Une nouvelle organisation fut mise en place avant que les grandes unités n'entrent en service. Le parc routier et celui des conteneurs fut augmenté et la gestion en fut assurée au moyen d'un ordinateur installé à Anvers, au centre conteneurs. Un organisme de traction routière, « Tracto », fut mis en place et des centres de groupage furent créés en Europe, dans plusieurs villes réparties sur le continent.

Il fallait aussi adapter les installations portuaires d'Anvers au trafic par conteneurs. La Stevedoring Gylsen Company y a pourvu dès 1966. Une nouvelle concession, d'une superficie de 28 hectares avec 750 m de quai, a été acquise le long de la 7e darse. Elle a été aménagée pour le nouveau trafic et pour les produits métallurgiques, l'acier étant souvent expédié en coils de plus de 10 t. Le service le long du quai est assuré au moyen de portiques de 45 t et les conteneurs peuvent être stockés sur trois hauteurs superposées au moyen de chariots cavaliers. Un atelier de réparation et d'entretien complète ces installations pour le maintien en état de bon fonctionnement des engins portuaires et pour la remise en ordre des conteneurs et du matériel roulant.

L'adaptation aux techniques nouvelles ne s'était pas faite au détriment du cargo traditionnel.
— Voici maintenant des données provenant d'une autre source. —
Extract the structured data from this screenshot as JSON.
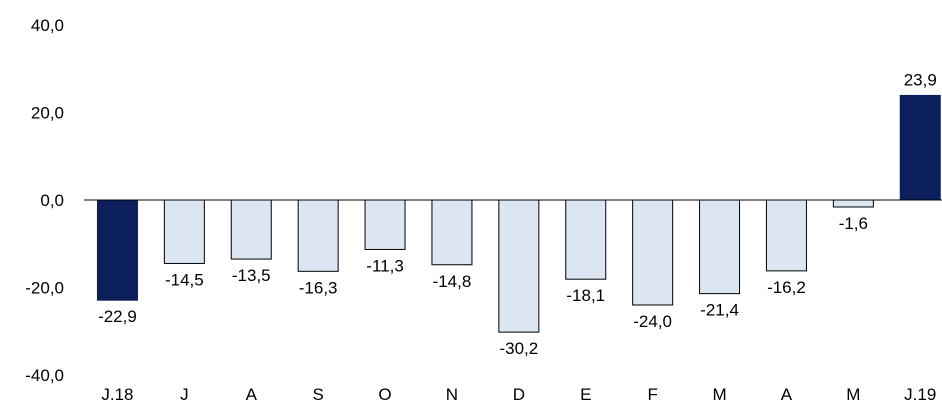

Bien au contraire, car l'armement belge tenait à rester fidèle à sa réputation du respect scrupuleux des horaires sur les lignes régulières qu'il desservait.
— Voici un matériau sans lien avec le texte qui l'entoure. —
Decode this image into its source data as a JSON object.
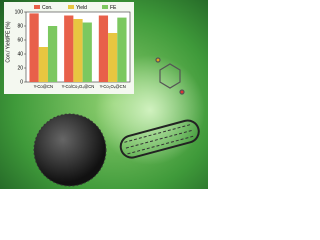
{
  "chart_data": {
    "type": "bar",
    "y_label": "Con./ Yield/FE (%)",
    "categories": [
      "Y-Co@CN",
      "Y-Co/Co₃O₄@CN",
      "Y-Co₃O₄@CN"
    ],
    "series": [
      {
        "name": "Con.",
        "color": "#e8604a",
        "values": [
          98,
          95,
          95
        ]
      },
      {
        "name": "Yield",
        "color": "#e8c640",
        "values": [
          50,
          90,
          70
        ]
      },
      {
        "name": "FE",
        "color": "#7cc860",
        "values": [
          80,
          85,
          92
        ]
      }
    ],
    "ylim": [
      0,
      100
    ],
    "yticks": [
      0,
      20,
      40,
      60,
      80,
      100
    ],
    "legend": "top"
  }
}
Cependant la lutte à mener était dure, car la C.M.B., fidèle aux principes du libéralisme économique, avait à lutter contre des flottes étrangères subventionnées, ne se souciant plus du prix de revient des transports, pratiquant une discrimination de pavillon non exempte d'ingérence politique. Pareille pratique faussait totalement le jeu de la concurrence.
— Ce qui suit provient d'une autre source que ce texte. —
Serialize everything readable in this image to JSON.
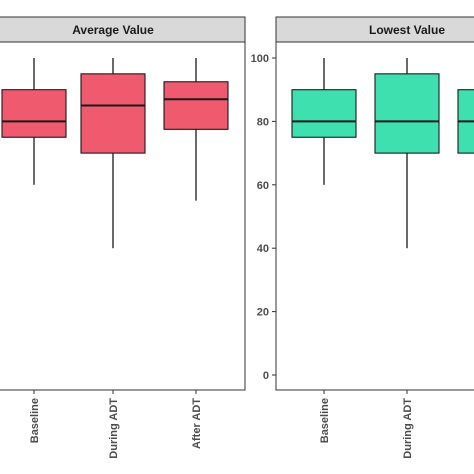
{
  "chart_data": {
    "type": "box",
    "categories": [
      "Baseline",
      "During ADT",
      "After ADT"
    ],
    "ylim": [
      0,
      100
    ],
    "yticks": [
      0,
      20,
      40,
      60,
      80,
      100
    ],
    "grid": false,
    "panels": [
      {
        "title": "Average Value",
        "color": "#ef5a6f",
        "boxes": [
          {
            "category": "Baseline",
            "min": 60,
            "q1": 75,
            "median": 80,
            "q3": 90,
            "max": 100
          },
          {
            "category": "During ADT",
            "min": 40,
            "q1": 70,
            "median": 85,
            "q3": 95,
            "max": 100
          },
          {
            "category": "After ADT",
            "min": 55,
            "q1": 77.5,
            "median": 87,
            "q3": 92.5,
            "max": 100
          }
        ]
      },
      {
        "title": "Lowest Value",
        "color": "#3fe0b0",
        "boxes": [
          {
            "category": "Baseline",
            "min": 60,
            "q1": 75,
            "median": 80,
            "q3": 90,
            "max": 100
          },
          {
            "category": "During ADT",
            "min": 40,
            "q1": 70,
            "median": 80,
            "q3": 95,
            "max": 100
          },
          {
            "category": "After ADT",
            "q1": 70,
            "median": 80,
            "q3": 90
          }
        ]
      }
    ]
  }
}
Il fallait remédier à cette situation en conservant des tarifs stables, une cadence de départs fréquents selon des horaires publiés, tout en maintenant un rendement élevé du matériel.

Le meilleur moyen de lutter contre cette concurrence désordonnée était de s'unir avec des armements étrangers de façon à créer des services combinés. Ces ententes sur les différentes lignes s'intègrent par ailleurs dans le système des conférences.

Cette politique commerciale suivie depuis 1960 avec des armements français, allemands, néerlandais, américains et zaïrois a été progressivement étendue à toutes les lignes.

La C.M.B. devint ainsi un armement mondial dont la voix était écoutée dans les différentes conférences. Sa position dans le monde maritime en sortit renforcée et cette pratique était payante puisqu'entre les années 1964 et 1967, une dizaine d'unités anciennes furent tirées du service, sans que cela n'affectât le tonnage transporté par les navires de ligne.

Bien plus, en 1967, les unités de la Compagnie Maritime Congolaise furent placées sous pavillon congolais ; à partir de 1971, cette société devint la Compagnie Maritime Zaïroise et le pavillon devint celui de la République Démocratique du Zaïre. Un accord de coopération a été conclu entre les armements belge et zaïrois pour la desserte par le second des lignes de navigation entre Borna et Matadi vers les ports européens et des Etats-Unis. Ceci constitue l'aboutissement heureux d'une politique de promotion des officiers et des équipages africains ; elle était pratiquée de longue date par la Compagnie Maritime Belge et elle s'est traduite en une collaboration empreinte d'un esprit de confiance réciproque.

A l'approche de son 75e anniversaire, la C.M.B. voulut marquer davantage son désir d'expansion en direction de l'Afrique. Aussi, le 1er juin 1969, un service vers l'Afrique du Sud fut inauguré. Mais c'est avec des armements allemands et sud-africains que la C.M.B., après des tractations longues et ardues, put participer à cette conférence. Des cargos rapides de 16 600 t, les m/b « Montaigle », « Montenaken » et « Montfort » ont été conçus tout spécialement pour desservir cette ligne en droiture vers le Cap.

Ainsi la C.M.B. poursuit une politique de rajeunissement perpétuel de sa flotte ; tout en restant fidèle à ses traditions, la C.M.B. ne pratique pas un immobilisme sclérosant et regarde l'avenir en préparant les étapes suivantes de son développement.
Complétant l'équipement de ses lignes, la C.M.B. acquit encore en 1971 le m/b « Monarch » et en 1973 les m/b « Montsalva » et « Monsoon », trois cargos modernes d'un port en lourd d'environ 16600 t.